3 YAŞINDAN ÖNCE YASAK
İnternet bağımlılığının pek çok psikiyatrik bozukluk ile eş zamanlı olarak bulunabildiğini hatırlatan Karaca, özellikle genç yaş grubunda dikkat eksikliği- hiperaktivite bozukluğu, sosyal fobi, hafif depresyon varlığının daha sık görüldüğünü dile getirdi. Dr. Karaca, "Aşırı internet kullanımının gerçekten ayrı bir bozukluk mu olduğu yoksa altta yatan başka bir psikiyatrik bozukluğun bir belirtisi mi olduğu iyi ayırt edilmeli ve tedavisi buna göre planlanmalıdır. İnternet bağımlılığında öncelikle çocuk ve ergen psikiyatristi tarafından dikkat eksikliği hiperaktivite, sosyal fobi depresyon altta yatan psikiyatrik rahatsızlığın tedavi edilmesi ayrıca bilişsel davranışçı yöntemlerle internet bağımlığı için tedavi planı oluşturulmalıdır. Çocuk ve ergenlerde bağımlılığı önlemek için 3 yaşından küçük çocukların internet, televizyon ya da bilgisayarla karşılaşması uygun değildir. Okul öncesi yaş grubu için günde 30 dakikayı geçmeyecek şekilde internet kullanımı yeterlidir. İlköğretimin ilk 4 yılında ödev haricinde oyun ve eğlence için günlük 45 dakika zaman ayrılmalıdır.
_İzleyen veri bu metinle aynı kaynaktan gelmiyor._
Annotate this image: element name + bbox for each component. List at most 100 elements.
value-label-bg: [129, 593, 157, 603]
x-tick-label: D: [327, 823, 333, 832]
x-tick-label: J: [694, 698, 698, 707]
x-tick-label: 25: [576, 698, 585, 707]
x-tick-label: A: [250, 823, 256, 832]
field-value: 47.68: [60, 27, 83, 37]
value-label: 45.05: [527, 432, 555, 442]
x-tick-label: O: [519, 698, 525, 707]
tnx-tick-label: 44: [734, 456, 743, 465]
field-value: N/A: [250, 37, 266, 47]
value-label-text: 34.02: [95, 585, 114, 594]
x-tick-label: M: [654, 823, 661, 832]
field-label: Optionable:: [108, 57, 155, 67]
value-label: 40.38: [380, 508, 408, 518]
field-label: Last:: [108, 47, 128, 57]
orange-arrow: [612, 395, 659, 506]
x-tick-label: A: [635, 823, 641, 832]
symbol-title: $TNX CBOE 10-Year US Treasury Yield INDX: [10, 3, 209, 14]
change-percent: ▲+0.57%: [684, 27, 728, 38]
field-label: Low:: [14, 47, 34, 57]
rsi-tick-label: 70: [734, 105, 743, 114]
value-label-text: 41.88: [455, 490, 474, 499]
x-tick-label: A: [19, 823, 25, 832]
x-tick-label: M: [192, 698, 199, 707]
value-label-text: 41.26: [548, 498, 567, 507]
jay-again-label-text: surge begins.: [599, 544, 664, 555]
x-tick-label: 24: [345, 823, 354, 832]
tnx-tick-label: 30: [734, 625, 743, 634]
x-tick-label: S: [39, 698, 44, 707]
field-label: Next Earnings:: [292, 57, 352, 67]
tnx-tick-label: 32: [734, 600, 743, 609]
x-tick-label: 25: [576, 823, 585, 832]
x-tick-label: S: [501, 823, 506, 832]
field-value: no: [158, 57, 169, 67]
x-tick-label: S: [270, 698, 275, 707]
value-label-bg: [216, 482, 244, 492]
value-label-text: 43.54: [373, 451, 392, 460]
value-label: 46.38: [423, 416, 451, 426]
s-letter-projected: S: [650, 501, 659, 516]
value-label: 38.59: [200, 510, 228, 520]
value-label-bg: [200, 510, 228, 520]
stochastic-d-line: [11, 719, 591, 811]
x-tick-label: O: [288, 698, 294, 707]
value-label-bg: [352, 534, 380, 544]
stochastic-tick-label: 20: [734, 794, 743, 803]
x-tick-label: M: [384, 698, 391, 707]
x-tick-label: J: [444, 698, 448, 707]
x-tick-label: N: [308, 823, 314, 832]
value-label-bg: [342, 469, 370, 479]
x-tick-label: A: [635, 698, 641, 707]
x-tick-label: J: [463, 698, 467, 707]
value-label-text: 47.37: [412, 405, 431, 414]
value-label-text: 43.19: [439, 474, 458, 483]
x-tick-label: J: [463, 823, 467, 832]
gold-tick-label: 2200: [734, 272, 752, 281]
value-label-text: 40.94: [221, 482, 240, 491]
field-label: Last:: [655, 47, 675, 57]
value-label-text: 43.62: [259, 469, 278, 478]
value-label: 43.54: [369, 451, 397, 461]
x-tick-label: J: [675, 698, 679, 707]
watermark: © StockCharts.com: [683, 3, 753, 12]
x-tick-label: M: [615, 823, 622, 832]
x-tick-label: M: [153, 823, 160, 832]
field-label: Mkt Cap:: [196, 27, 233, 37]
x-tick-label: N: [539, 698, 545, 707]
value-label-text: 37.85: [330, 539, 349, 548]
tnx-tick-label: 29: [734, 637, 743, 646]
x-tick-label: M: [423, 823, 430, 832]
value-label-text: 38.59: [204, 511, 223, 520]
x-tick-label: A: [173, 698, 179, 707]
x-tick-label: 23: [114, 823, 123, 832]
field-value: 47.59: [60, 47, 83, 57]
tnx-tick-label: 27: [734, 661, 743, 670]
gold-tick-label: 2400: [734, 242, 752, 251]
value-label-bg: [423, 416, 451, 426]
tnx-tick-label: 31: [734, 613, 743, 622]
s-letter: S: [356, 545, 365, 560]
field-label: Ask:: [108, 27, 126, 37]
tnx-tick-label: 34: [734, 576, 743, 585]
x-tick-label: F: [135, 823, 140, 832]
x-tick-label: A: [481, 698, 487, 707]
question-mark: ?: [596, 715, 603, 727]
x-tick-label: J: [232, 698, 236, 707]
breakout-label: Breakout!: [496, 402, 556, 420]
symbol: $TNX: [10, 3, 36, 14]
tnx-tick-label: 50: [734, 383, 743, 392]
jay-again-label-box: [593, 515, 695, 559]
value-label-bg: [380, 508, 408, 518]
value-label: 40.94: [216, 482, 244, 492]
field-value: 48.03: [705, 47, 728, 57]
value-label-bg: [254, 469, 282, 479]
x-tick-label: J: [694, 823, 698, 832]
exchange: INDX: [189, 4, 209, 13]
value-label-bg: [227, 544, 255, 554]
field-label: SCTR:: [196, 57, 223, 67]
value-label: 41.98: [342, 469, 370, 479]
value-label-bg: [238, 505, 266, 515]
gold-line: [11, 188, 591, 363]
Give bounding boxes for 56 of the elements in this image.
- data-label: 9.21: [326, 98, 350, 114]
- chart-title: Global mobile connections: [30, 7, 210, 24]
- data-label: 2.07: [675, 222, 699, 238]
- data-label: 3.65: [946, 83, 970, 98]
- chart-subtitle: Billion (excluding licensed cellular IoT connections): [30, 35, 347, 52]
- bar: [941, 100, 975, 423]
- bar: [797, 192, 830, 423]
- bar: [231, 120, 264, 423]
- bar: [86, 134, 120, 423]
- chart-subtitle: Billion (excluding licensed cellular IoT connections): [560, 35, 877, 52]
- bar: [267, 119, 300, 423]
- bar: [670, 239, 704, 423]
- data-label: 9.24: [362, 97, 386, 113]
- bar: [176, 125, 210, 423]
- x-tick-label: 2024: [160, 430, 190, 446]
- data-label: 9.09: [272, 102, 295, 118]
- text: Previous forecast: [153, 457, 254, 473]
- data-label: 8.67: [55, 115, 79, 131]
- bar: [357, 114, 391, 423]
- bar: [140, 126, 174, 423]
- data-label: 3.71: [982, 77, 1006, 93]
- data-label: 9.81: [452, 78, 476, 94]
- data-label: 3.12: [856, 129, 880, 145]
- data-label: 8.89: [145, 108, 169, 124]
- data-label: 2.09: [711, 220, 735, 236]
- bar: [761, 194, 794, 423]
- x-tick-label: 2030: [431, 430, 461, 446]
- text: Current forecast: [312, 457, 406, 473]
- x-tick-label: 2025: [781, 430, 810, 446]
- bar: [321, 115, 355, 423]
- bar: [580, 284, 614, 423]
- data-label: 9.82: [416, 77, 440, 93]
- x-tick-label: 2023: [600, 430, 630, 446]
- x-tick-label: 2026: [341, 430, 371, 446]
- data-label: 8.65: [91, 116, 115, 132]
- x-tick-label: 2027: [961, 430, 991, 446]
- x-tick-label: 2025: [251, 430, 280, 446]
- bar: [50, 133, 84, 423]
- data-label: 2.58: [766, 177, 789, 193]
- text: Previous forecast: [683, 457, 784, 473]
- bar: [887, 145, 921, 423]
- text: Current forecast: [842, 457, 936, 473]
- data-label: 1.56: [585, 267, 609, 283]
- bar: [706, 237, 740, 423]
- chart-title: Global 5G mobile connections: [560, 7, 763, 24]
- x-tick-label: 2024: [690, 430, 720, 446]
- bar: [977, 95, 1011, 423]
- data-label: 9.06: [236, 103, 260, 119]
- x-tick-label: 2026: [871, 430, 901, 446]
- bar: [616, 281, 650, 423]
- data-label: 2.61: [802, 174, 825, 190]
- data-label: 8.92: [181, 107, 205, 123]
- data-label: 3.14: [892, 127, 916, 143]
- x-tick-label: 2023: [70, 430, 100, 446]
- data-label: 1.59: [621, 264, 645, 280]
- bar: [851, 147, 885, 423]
Sonraki yıllarda hafta sonu daha esnek olmakla birlikte günde 1 saat kullanım uygundur. Lise çağında da günlük 2 saat yeterlidir" diye konuştu.
'AĞLAYAN ÇOCUĞU TELEFONLA SUSTURMAYIN'
Çocukların küçük yaşlarda teknoloji ile tanışmalarının doğru olmadığını vurgulayan Çocuk Ergen Psikiyatrisi Uzmanı Psikoterapist Dr. Deniz Tirit Karaca, "Çocuk ve gençlerin internet, bilgisayar ve televizyon karşısında uzun zaman geçirmeleri sosyal, duygusal ve fiziksel açıdan problemler oluşturmaktadır. Özellikle iletişim kurmalarına engel olması açısından çocukların sosyalleşmesini engellemektedir. Bu sebeple çocukların çok küçük yaştan itibaren bu türlü aletlerle tanışması ve aşırı maruz kalmaları doğru değildir. Özellikle gelişimin hızlı olduğu ilk 2 yaşta çocuklar mümkün olduğu kadarıyla teknolojik aletlerden uzak tutulmalıdır. Daha sonraki 4 yıl da çocukların teknolojiye maruz kalmaları sınırlandırılmalı, içerik bakımından da kontrol edilmelidir. Şiddet içeren bilgisayar oyunları, korku filmleri, uygunsuz içerikli internet siteleri vs gibi teknoloji unsurları çocuklarda ciddi psikolojik sorunlara yol açar veya normal ruhsal gelişimlerini engelleyebilir. Tabii aynı sorunlar okul dönemindeki çocuk ve gençler için de geçerlidir. Tek fark okul döneminde ödevler ve eğitim amaçlı bilgisayar kullanımına izin verilebilmesidir. Aileler genellikle ağlayan çocukları susturabilmek için ellerine cep telefonu vermemelidir. Ailelerin bu tarz davranışları çocukların küçük yaşlardan teknolojiye maruz kalmalarına ve potansiyel teknoloji bağımlılığına yol açabilmektedir. Daha sonraki dönemlerde çocuklar susmak veya sakinleşmek için telefon ve buna benzer teknolojik aletler için beklentiye girebilirler. Çocuklarla ailelerin birebir zaman geçirmeleri, spor ve çeşitli aktivitelere yönlendirmeleri önemlidir" dedi.